Толя забыл все свои заготовки. Его хватило лишь на дурацкое: «Почему?»
— Граната, — ответил Вездеход, отрывая ладони от мокрого лица. — Он накрыл ее собой. После такого не выживают.
— Вздор! Это же Аршинов, Коля. Думай, что болтаешь! Чтоб Лёха… от какой-то гранаты…
Теперь уже Томский, не договорив, закрыл лицо руками. Он не плакал. Просто так, отгородившись от всего, было легче соображать. Лёха погиб.
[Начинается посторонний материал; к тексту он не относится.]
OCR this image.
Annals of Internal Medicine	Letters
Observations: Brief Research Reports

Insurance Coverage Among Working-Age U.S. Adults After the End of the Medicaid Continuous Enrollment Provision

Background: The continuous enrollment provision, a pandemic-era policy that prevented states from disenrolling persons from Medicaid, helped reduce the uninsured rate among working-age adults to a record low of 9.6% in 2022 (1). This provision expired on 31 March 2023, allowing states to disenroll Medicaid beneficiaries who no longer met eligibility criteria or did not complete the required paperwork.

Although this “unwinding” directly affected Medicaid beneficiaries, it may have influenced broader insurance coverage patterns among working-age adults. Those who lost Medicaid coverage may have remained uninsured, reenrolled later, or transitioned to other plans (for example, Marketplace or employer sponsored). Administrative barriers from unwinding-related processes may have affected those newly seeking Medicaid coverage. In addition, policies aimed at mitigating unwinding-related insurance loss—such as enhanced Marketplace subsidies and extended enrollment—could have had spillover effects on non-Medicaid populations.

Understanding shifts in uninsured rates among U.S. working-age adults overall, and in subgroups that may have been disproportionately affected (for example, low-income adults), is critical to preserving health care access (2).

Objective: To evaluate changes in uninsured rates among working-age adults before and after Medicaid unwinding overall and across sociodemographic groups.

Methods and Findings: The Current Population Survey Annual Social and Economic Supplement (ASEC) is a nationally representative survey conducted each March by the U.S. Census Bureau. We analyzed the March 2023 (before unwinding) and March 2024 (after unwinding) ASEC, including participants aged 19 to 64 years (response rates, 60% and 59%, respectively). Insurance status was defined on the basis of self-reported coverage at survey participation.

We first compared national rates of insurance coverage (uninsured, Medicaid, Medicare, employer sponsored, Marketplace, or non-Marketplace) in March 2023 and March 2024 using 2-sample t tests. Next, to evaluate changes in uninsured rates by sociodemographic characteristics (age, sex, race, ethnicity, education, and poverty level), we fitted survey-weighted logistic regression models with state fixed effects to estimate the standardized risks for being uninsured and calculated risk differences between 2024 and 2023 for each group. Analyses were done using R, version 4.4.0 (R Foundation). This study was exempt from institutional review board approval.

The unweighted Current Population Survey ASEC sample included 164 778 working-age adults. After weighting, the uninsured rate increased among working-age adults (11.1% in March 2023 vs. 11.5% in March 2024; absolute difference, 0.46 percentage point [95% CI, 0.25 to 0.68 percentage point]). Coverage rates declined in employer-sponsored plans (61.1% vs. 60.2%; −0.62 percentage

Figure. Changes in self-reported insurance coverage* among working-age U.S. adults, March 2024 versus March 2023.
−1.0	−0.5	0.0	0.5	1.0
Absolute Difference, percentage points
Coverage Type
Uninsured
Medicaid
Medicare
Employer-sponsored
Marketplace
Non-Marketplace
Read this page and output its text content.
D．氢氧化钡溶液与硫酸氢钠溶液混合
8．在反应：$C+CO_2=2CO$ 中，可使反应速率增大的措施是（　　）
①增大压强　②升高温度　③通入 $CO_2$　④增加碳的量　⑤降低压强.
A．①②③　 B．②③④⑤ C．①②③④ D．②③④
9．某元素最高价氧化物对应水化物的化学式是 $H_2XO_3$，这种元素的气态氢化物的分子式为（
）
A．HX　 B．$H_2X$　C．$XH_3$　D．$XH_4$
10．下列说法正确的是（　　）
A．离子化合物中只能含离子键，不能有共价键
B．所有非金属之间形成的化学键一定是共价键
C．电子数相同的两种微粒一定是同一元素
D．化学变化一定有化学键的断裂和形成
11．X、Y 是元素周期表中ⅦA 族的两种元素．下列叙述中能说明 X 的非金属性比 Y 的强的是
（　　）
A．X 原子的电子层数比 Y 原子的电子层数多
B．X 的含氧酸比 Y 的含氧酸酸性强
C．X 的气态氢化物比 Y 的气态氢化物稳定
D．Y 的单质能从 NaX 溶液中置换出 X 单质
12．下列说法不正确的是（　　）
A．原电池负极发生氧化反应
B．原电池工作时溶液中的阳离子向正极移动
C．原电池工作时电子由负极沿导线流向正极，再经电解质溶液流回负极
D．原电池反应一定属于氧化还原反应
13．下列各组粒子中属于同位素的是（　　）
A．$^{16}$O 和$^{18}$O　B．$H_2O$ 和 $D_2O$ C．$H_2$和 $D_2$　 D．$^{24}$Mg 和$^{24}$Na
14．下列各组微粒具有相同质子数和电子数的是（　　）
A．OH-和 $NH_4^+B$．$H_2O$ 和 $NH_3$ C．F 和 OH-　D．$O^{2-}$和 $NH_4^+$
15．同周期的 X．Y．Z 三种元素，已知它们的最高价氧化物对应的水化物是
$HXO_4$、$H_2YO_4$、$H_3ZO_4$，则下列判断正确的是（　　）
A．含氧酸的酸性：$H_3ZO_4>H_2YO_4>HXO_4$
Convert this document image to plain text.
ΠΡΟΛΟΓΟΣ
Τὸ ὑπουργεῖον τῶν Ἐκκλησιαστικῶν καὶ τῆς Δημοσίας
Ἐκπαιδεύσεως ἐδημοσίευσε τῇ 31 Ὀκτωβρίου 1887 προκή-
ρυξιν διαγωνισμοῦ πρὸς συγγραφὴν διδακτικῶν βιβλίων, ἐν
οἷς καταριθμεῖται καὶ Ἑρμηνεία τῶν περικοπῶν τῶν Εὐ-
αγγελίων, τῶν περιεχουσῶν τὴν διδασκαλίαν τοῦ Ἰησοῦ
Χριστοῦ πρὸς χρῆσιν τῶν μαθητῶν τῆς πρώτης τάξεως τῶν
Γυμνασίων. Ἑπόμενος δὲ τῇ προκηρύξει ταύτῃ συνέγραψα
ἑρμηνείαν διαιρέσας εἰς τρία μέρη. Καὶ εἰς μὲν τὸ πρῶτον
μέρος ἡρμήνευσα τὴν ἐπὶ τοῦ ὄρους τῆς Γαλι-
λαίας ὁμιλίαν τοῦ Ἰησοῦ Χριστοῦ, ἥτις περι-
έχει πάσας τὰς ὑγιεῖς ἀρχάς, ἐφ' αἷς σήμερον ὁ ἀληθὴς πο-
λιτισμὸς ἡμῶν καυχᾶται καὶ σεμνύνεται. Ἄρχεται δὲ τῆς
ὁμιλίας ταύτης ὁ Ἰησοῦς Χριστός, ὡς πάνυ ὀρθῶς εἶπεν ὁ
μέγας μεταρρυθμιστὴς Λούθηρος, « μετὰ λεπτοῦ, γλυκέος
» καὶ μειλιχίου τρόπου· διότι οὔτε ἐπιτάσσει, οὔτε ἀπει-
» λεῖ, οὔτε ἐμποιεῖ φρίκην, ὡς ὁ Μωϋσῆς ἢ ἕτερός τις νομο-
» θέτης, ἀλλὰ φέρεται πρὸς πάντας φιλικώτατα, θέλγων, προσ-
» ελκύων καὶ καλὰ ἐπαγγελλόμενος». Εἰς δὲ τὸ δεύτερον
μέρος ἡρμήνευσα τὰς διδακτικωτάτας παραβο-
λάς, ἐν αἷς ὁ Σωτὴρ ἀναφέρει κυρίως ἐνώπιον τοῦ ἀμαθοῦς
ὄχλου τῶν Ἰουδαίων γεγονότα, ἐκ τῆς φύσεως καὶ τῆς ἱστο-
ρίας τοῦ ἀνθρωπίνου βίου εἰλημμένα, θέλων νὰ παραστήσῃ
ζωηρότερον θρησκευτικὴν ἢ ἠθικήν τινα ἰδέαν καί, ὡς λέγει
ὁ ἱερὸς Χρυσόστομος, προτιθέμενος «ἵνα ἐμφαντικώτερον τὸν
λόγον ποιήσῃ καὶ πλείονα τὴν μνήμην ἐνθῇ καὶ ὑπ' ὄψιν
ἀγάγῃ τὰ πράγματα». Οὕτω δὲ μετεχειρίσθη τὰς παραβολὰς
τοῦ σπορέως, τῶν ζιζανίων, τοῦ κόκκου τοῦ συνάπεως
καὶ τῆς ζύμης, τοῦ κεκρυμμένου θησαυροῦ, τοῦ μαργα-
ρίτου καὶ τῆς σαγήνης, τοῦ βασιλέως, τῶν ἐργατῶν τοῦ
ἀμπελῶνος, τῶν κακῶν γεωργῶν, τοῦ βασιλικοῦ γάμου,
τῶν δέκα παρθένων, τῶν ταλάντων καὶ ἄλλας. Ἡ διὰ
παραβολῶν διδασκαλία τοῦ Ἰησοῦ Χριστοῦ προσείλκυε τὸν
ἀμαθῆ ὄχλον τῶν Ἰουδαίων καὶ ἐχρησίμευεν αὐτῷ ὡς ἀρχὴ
Взорвался сам, спасая остальных. Граната не видит разницы между Аршиновым и кем-то еще. Бездушной смеси металла и тротила глубоко плевать на то, кто выдернет чеку и в чью плоть вопьются осколки. А кто выдернул чеку? Перед глазами Томского появились пальцы Корбута с зажатым в них кольцом. Вот сука! Это он!
Толик оттолкнул Вездехода и бросился к Чеславу. Ничего, что дважды сдох. Такую тварь следует пинать ногами даже после смерти!
Увидев бегущего Томского академлаговцы расступились. Остановился и Толик. Он увидел, что Аршинова до пояса прикрыли квадратным куском брезента. На ткани уже проступили пятна крови. Брезент, конечно же, взяли из вещмешка прапора. Волшебного «сидора», таившего в своих недрах неистощимые запасы полезных вещей. Такое объяснение удовлетворило бы любого здравомыслящего человека. Но Толик уже видел этот окровавленный брезент. В своих видениях. Вещих снах.
При виде бледного лица Аршинова ярость отступила. Труп Чеслава его уже больше не интересовал. Томский рухнул на колени.
— Как же так, товарищ прапорщик? Вот бы не подумал, что ты сможешь уйти так, не прощаясь. Хоть бы слово. Хоть бы ухмылка. Знаю, ты всегда относился к смерти с презрением. Наверное, поэтому и решил: долгое прощание — лишние слезы. Всегда, старый черт, все делал по-своему. Прости, что реву, как теленок… Ты бы этого не одобрил. А?